Эбен проигнорировал правдивость этих слов.

– Так или иначе, я сказал себе, что предположение о том, что здесь замешана женщина - абсурдно. Но тут вдруг она появляется на кухне в рождественское утро. И не просто женщина. А с прекрасной улыбкой и ещё более прекрасным смехом.

– Которые обращены не к тебе, – прорычал Эбен, не подумав.

Лоутон склонил голову набок.

– Значит, к тебе?

– Нет.

– Почему же?

– Потому что она ушла.

– Всё из-за того, что ты вёл себя, как настоящий осёл. Господи. Женщина приготовила для тебя гуся. Добровольно. – Он подцепил кусочек мяса с тарелки, закинул в рот и продолжил: – И чертовски хорошего гуся.

– Не сегодня, – сказал Эбен. – Она бросила меня двенадцать лет назад. Вышла из этого самого дома и на следующий день уехала строить жизнь, в которой мне не было места.

Так же, как поступит и завтра.

– Тебе не предлагалось стать частью той новой жизни? Или ты сам решил не принимать в ней участие?
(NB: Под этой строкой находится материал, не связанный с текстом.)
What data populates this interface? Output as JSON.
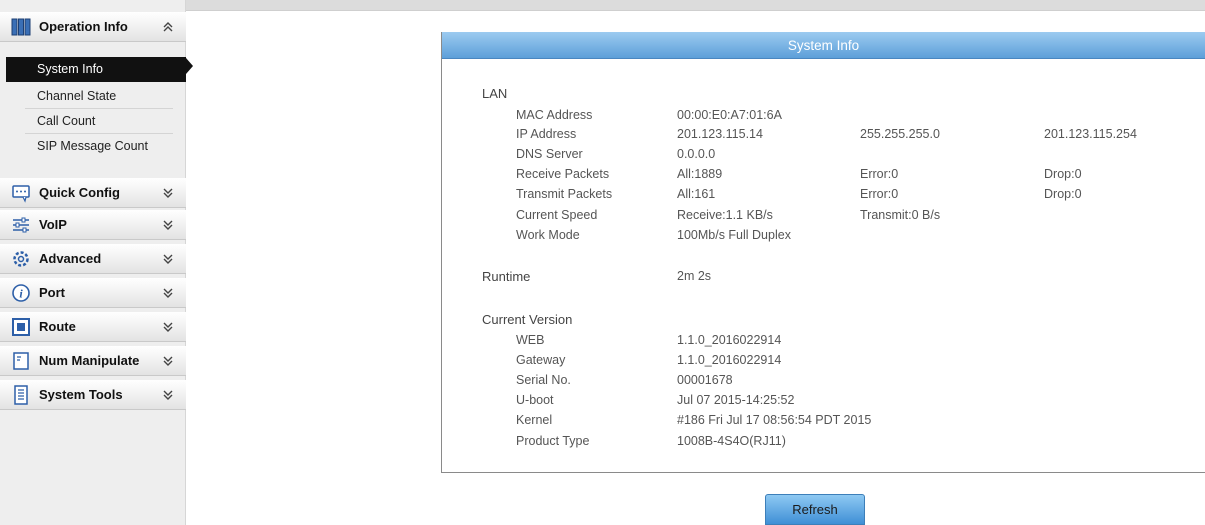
{
  "sidebar": {
    "operation": {
      "label": "Operation Info"
    },
    "submenu": [
      "System Info",
      "Channel State",
      "Call Count",
      "SIP Message Count"
    ],
    "sections": [
      {
        "label": "Quick Config",
        "icon": "quick-config-icon"
      },
      {
        "label": "VoIP",
        "icon": "voip-icon"
      },
      {
        "label": "Advanced",
        "icon": "gear-icon"
      },
      {
        "label": "Port",
        "icon": "info-icon"
      },
      {
        "label": "Route",
        "icon": "route-icon"
      },
      {
        "label": "Num Manipulate",
        "icon": "num-manipulate-icon"
      },
      {
        "label": "System Tools",
        "icon": "system-tools-icon"
      }
    ]
  },
  "panel": {
    "title": "System Info",
    "lan": {
      "title": "LAN",
      "mac": {
        "label": "MAC Address",
        "value": "00:00:E0:A7:01:6A"
      },
      "ip": {
        "label": "IP Address",
        "value": "201.123.115.14",
        "mask": "255.255.255.0",
        "gateway": "201.123.115.254"
      },
      "dns": {
        "label": "DNS Server",
        "value": "0.0.0.0"
      },
      "rx": {
        "label": "Receive Packets",
        "all": "All:1889",
        "error": "Error:0",
        "drop": "Drop:0"
      },
      "tx": {
        "label": "Transmit Packets",
        "all": "All:161",
        "error": "Error:0",
        "drop": "Drop:0"
      },
      "speed": {
        "label": "Current Speed",
        "receive": "Receive:1.1 KB/s",
        "transmit": "Transmit:0 B/s"
      },
      "mode": {
        "label": "Work Mode",
        "value": "100Mb/s Full Duplex"
      }
    },
    "runtime": {
      "label": "Runtime",
      "value": "2m 2s"
    },
    "version": {
      "title": "Current Version",
      "web": {
        "label": "WEB",
        "value": "1.1.0_2016022914"
      },
      "gateway": {
        "label": "Gateway",
        "value": "1.1.0_2016022914"
      },
      "serial": {
        "label": "Serial No.",
        "value": "00001678"
      },
      "uboot": {
        "label": "U-boot",
        "value": "Jul 07 2015-14:25:52"
      },
      "kernel": {
        "label": "Kernel",
        "value": "#186 Fri Jul 17 08:56:54 PDT 2015"
      },
      "product": {
        "label": "Product Type",
        "value": "1008B-4S4O(RJ11)"
      }
    }
  },
  "buttons": {
    "refresh": "Refresh"
  },
  "colors": {
    "header_blue": "#5d9fd9",
    "active_item": "#111111",
    "text_gray": "#555555"
  }
}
– А это имеет значение? Она меня бросила.

Почему-то это прозвучало, как самая вопиющая ложь, которую он произносил в жизни?

– Она нашла другого, – тихо добавил он, напомнив себе об этом лишний раз. Он её потерял.

Лоутон кивнул и встал.

– Вот только сегодня Рождество, и она здесь с тобой, а не с ним.

Эбен ещё долго сидел в пустой столовой после того, как гости ушли, снова и снова мысленно воспроизводя последние слова Лоутона, снова и снова повторяя себе, что Джек здесь только из-за снега, пока в голове не осталось лишь одно простое и ясное слово.

Снег.

Глава 8

Эбен нашёл Джек на улице, где в предзакатном свете, она стояла без пальто по колено в снегу, а её потрясающее красное платье с каждой секундой всё больше приходило в негодность. На её лице, обращённом к небу, читалось отчасти ангельское, отчасти опустошённое выражение.

Она не повернулась, когда он закрыл за собой дверь кухни, чтобы отгородиться от пустого дома, в котором одиночество преследовало его с того дня, как Джек ушла. Она продолжала неподвижно стоять под падавшим снегом, и Эбен поймал себя на мысли, что завидует снежинкам, которые ласкали её лицо.

Он долго наблюдал за ней, не шевелясь. Возможно, если он никогда не пошевелится... если никогда не заговорит... возможно, тогда этот момент никогда не закончится, она не уедет, и он больше не останется один.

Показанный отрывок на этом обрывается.